Hangi temayı ele almış olursa olsun Cumhuriyet dönemi saf şiirin en kuvvetli temsilcisi Necip Fazıl'dır. Ses ve musiki onun şiirlerinde kaynaşmıştır. Şiirleri musiki gibi değil, bizatihi musikidir. Çile'nin ilk adının "Senfonya" olduğunu ve kasete okuduğu şiirleri 9. Senfoni eşliğinde okuduğunu biliyoruz. Onun şiirlerinde hece vezni şehirleşmiştir ve yokmuş gibi vardır. Necip Fazıl, artık müfredat gereği 12. sınıflarda Kaldırımlar, Çile, Sakarya Türküsü, Bu Yağmur, Takvimdeki Deniz, Beklenen, Bekleyen, Anneciğim gibi çok sayıda örneklerinden hareketle; fikrî derinliği, metafizik/mistik duyarlığı, coşkun ifadesi ve kristalize olmuş Türkçesine dair değerlendirmelerle okutulmaktadır. Biyografisinde edebiyatın hemen bütün türlerinde verdiği eserlerinden söz edilmekte ve "Cumhuriyet Dönemi Göstermeye Bağlı Metinler/Tiyatro" ünitesinde ayrıca tiyatroları da işlenmektedir. Üstad'ı hayatta iken göremedik fakat onun ders kitaplarına girmesine vesile olduğum için bahtiyarım ve ona olan borcumuzu birazcık ödediğimi düşünüyorum.

Üstad hayatta olsaydı elbette bunları yeterli görmeyecekti. MEB, Necip Fazıl'ı bir şair, bir tiyatro yazarı olarak öğretmenlerin ve öğrencilerin huzuruna getirmiştir. Bundan sonrası öğretmenlerin ufkuna, duyarlığına ve öğrencilerin okuma-anlama merakına aittir.

'NECİP FAZIL'IN TV'DE NE İŞİ VAR, HER TARAFI İRTİCA O ADAMIN'!

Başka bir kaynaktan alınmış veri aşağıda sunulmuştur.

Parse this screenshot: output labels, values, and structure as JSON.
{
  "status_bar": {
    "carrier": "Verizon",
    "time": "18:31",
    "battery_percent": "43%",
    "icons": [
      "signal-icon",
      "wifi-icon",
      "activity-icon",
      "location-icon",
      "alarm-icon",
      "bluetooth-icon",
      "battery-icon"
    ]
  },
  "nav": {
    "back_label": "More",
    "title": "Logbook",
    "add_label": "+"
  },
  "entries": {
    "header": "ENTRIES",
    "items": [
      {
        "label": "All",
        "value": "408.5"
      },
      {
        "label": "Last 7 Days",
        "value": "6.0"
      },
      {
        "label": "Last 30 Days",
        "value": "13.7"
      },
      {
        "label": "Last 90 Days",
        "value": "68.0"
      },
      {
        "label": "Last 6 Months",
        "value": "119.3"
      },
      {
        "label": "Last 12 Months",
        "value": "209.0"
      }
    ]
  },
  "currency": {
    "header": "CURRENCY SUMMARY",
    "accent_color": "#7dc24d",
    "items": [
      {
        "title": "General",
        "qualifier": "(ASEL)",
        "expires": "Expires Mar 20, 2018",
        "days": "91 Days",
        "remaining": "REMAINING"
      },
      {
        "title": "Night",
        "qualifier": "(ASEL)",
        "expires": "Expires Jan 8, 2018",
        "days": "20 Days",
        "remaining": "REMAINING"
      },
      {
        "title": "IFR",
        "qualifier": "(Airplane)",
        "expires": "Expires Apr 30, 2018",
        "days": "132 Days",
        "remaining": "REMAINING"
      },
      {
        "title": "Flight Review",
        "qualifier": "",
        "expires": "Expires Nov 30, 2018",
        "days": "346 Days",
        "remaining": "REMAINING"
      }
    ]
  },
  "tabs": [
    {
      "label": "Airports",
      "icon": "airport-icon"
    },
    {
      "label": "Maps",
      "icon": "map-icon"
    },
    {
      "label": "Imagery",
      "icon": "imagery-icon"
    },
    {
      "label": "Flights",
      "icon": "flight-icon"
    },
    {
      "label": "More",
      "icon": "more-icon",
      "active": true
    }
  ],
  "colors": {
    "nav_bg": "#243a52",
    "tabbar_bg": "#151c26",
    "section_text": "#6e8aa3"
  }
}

Necip Fazıl'ın müfredata ve ders kitaplarına girmesinin önemini bir olayla anlatmak isterim. TRT Genel Müdürü İsmail Cem, TV için Tük Edebiyatı uyarlamaları projesine "Bir Adam Yaratmak" tiyatrosunu alacağını söyleyince CHP'li Bakan: "Necip Fazıl'ın TV'de ne işi var, her tarafı irtica o adamın." diye karşı çıkar. İsmail Cem, savunma babında "Efendim, bu eserde dinden bahis yok, eser Bir Adam Yaratmak, bir insanın bunalımlarını, ölüm korkusunu filan işliyor" deyine CHP'li Bakan şöyle der: "Ne olursa olsun, Necip Fazıl'ın adı bile irticadır." Bu cümlede "irtica"nın İslam karşılığında kullanıldığından hareketle söylüyoruz ki Üstad'ın İslam davası için yaptıkları; şairliği başta olmak üzere, onun topyekûn sanatkârlığının üstünde ve ötesindedir. Bu da onun için önemli bir şahitliktir.